We can see that we have drawn a series of auxiliary points before drawing the besell curve, as well as a line chart for comparison with the besell curve. Result 1. The coordinates of the auxiliary points are all obtained, and the basic painting is relatively simple. If you have the ability, you can skip the following section and directly enterdrawBezier(canvas)Method. For basic painting, only code is pasted here. If you have any questions, you can comment or send a private message.

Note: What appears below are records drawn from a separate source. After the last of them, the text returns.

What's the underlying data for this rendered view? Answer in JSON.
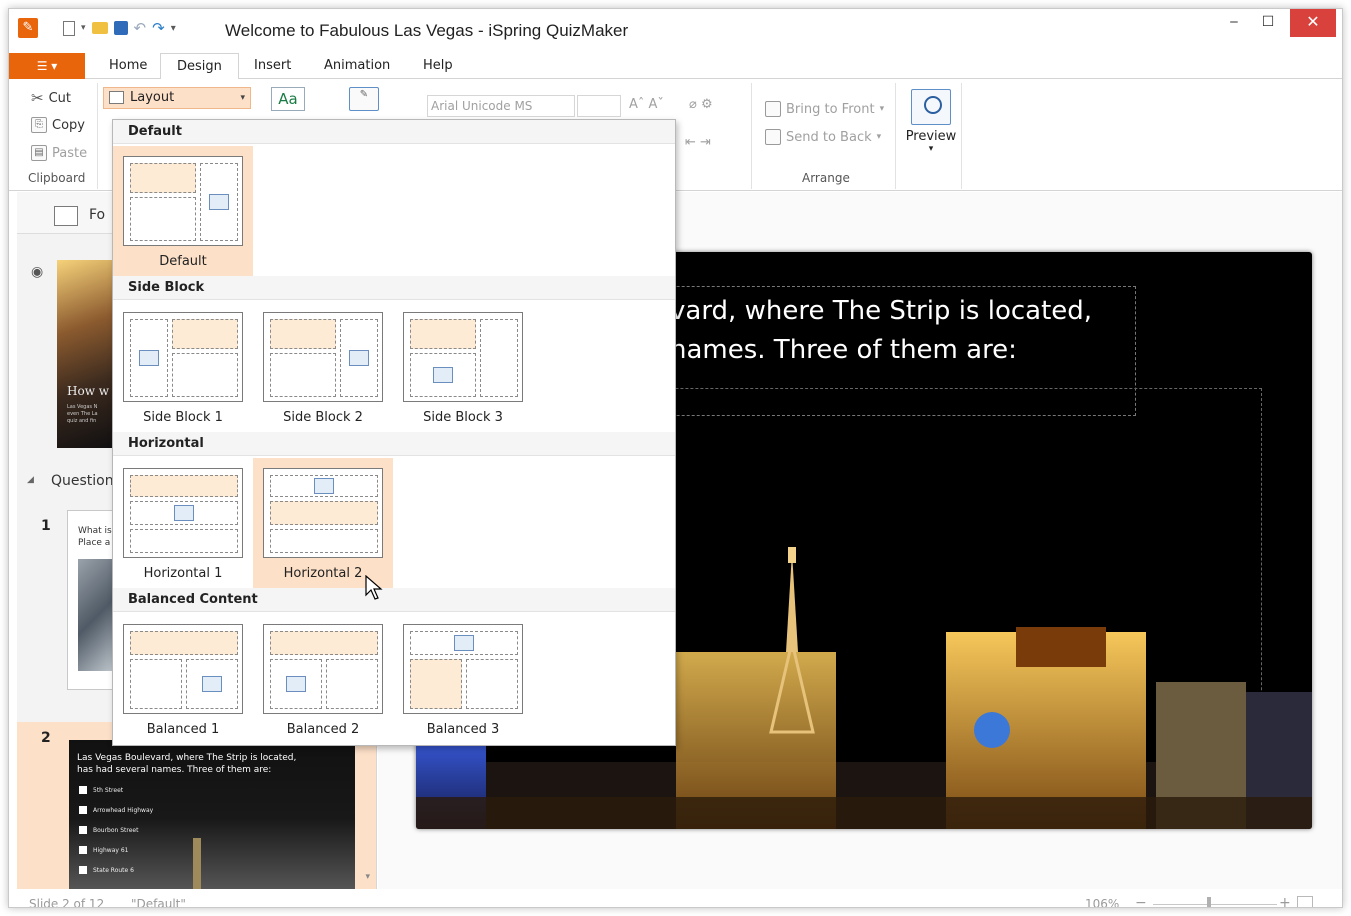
{
  "window": {
    "title": "Welcome to Fabulous Las Vegas - iSpring QuizMaker",
    "controls": {
      "min": "‒",
      "max": "☐",
      "close": "✕"
    }
  },
  "ribbon": {
    "file_tab": "☰ ▾",
    "tabs": [
      "Home",
      "Design",
      "Insert",
      "Animation",
      "Help"
    ],
    "active_tab": "Design",
    "clipboard": {
      "cut": "Cut",
      "copy": "Copy",
      "paste": "Paste",
      "group": "Clipboard"
    },
    "layout_button": "Layout",
    "theme_button": "Aa",
    "font_family": "Arial Unicode MS",
    "arrange": {
      "bring_to_front": "Bring to Front",
      "send_to_back": "Send to Back",
      "group": "Arrange"
    },
    "preview": "Preview"
  },
  "layout_menu": {
    "sections": [
      {
        "name": "Default",
        "items": [
          "Default"
        ]
      },
      {
        "name": "Side Block",
        "items": [
          "Side Block 1",
          "Side Block 2",
          "Side Block 3"
        ]
      },
      {
        "name": "Horizontal",
        "items": [
          "Horizontal 1",
          "Horizontal 2"
        ]
      },
      {
        "name": "Balanced Content",
        "items": [
          "Balanced 1",
          "Balanced 2",
          "Balanced 3"
        ]
      }
    ],
    "selected": "Default",
    "hovered": "Horizontal 2"
  },
  "left_panel": {
    "header_label": "Fo",
    "intro_slide": {
      "title": "How w",
      "text": "Las Vegas N\neven The La\nquiz and fin"
    },
    "question_group": "Question",
    "slides": [
      {
        "num": "1",
        "text": "What is\nPlace a"
      },
      {
        "num": "2",
        "text": "Las Vegas Boulevard, where The Strip is located,\nhas had several names. Three of them are:",
        "options": [
          "5th Street",
          "Arrowhead Highway",
          "Bourbon Street",
          "Highway 61",
          "State Route 6"
        ]
      }
    ]
  },
  "slide": {
    "text": "vard, where The Strip is located,\nnames. Three of them are:"
  },
  "statusbar": {
    "slide_info": "Slide 2 of 12",
    "layout": "\"Default\"",
    "zoom": "106%"
  }
}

/** Original point of painting */private void drawPoints (Canvas canvas) {mPaint. setStrokeWidth (POINTWIDTH); for (int I = 0; I <mPoints. size (); I ++) {canvas. drawPoint (mPoints. get (I ). x, mPoints. get (I ). y, mPaint) ;}}/ ** draw the line through the original point */private void drawCrossPointsBrokenLine (Canvas canvas) {mPaint. setStrokeWidth (LINEWIDTH); mPaint. setColor (Color. RED); // reset the path mPath. reset (); // draw the line mPath that crosses the original point. moveTo (mPoints. get (0 ). x, mPoints. get (0 ). y); for (int I = 0; I <mPoints. size (); I ++) {mPath. lineTo (mPoints. get (I ). x, mPoints. get (I ). y);} canvas. drawPath (mPath, mPaint);}/** draw center point */private void drawMidPoints (Canvas canvas Canvas) {mPaint. setStrokeWidth (POINTWIDTH); mPaint. setColor (Color. BLUE); for (int I = 0; I <mMidPoints. size (); I ++) {canvas. drawPoint (mMidPoints. get (I ). x, mMidPoints. get (I ). y, mPaint) ;}}/ ** draw the center point of the center */private void drawMidMidPoints (Canvas canvas Canvas) {mPaint. setColor (Color. YELLOW); for (int I = 0; I <mMidMidPoints. size (); I ++) {canvas. drawPoint (mMidMidPoints. get (I ). x, mMidMidPoints. get (I ). y, mPaint) ;}}/** painting Control Point */private void drawControlPoints (Canvas canvas) {mPaint. setColor (Color. GRAY); // draw a control point for (int I = 0; I <mControlPoints. size (); I ++) {canvas. drawPoint (mControlPoints. get (I ). x, mControlPoints. get (I ). y, mPaint );}}

Draw the besell Curve

/** Draw the Bessert curve */private void drawbezr (Canvas canvas) {mPaint. setStrokeWidth (LINEWIDTH); mPaint. setColor (Color. BLACK); // reset the path mPath. reset (); for (int I = 0; I <mPoints. size (); I ++) {if (I = 0) {// The first entry is a second-order besell mPath. moveTo (mPoints. get (I ). x, mPoints. get (I ). y); // start point mPath. quadTo (mControlPoints. get (I ). x, mControlPoints. get (I ). y, // Control Point mPoints. get (I + 1 ). x, mPoints. get (I + 1 ). y);} else if (I <mPoints. size ()-2) {// Level 3 bessermpath. cubicTo (mControlPoints. get (2 * i-1 ). x, mControlPoints. get (2 * i-1 ). y, // Control Point mControlPoints. get (2 * I ). x, mControlPoints. get (2 * I ). y, // Control Point mPoints. get (I + 1 ). x, mPoints. get (I + 1 ). y); // end} else if (I = mPoints. size ()-2) {// The last one is a second-order bessermpath. moveTo (mPoints. get (I ). x, mPoints. get (I ). y); // start point mPath. quadTo (mControlPoints. get (mControlPoints. size ()-1 ). x, mControlPoints. get (mControlPoints. size ()-1 ). y, mPoints. get (I + 1 ). x, mPoints. get (I + 1 ). y); // end} canvas. drawPath (mPath, mPaint );}

The comments are too detailed and there is nothing to write. However, you need to pay attention to the conditions in the judgment and be sure to understand the judgment of the start and end points. Otherwise, you may be given an ArrayIndexOutOfBoundsException.

End

The Bessert curve can achieve a lot of brilliant results, but the difficulty is not the Bessert, but the good idea.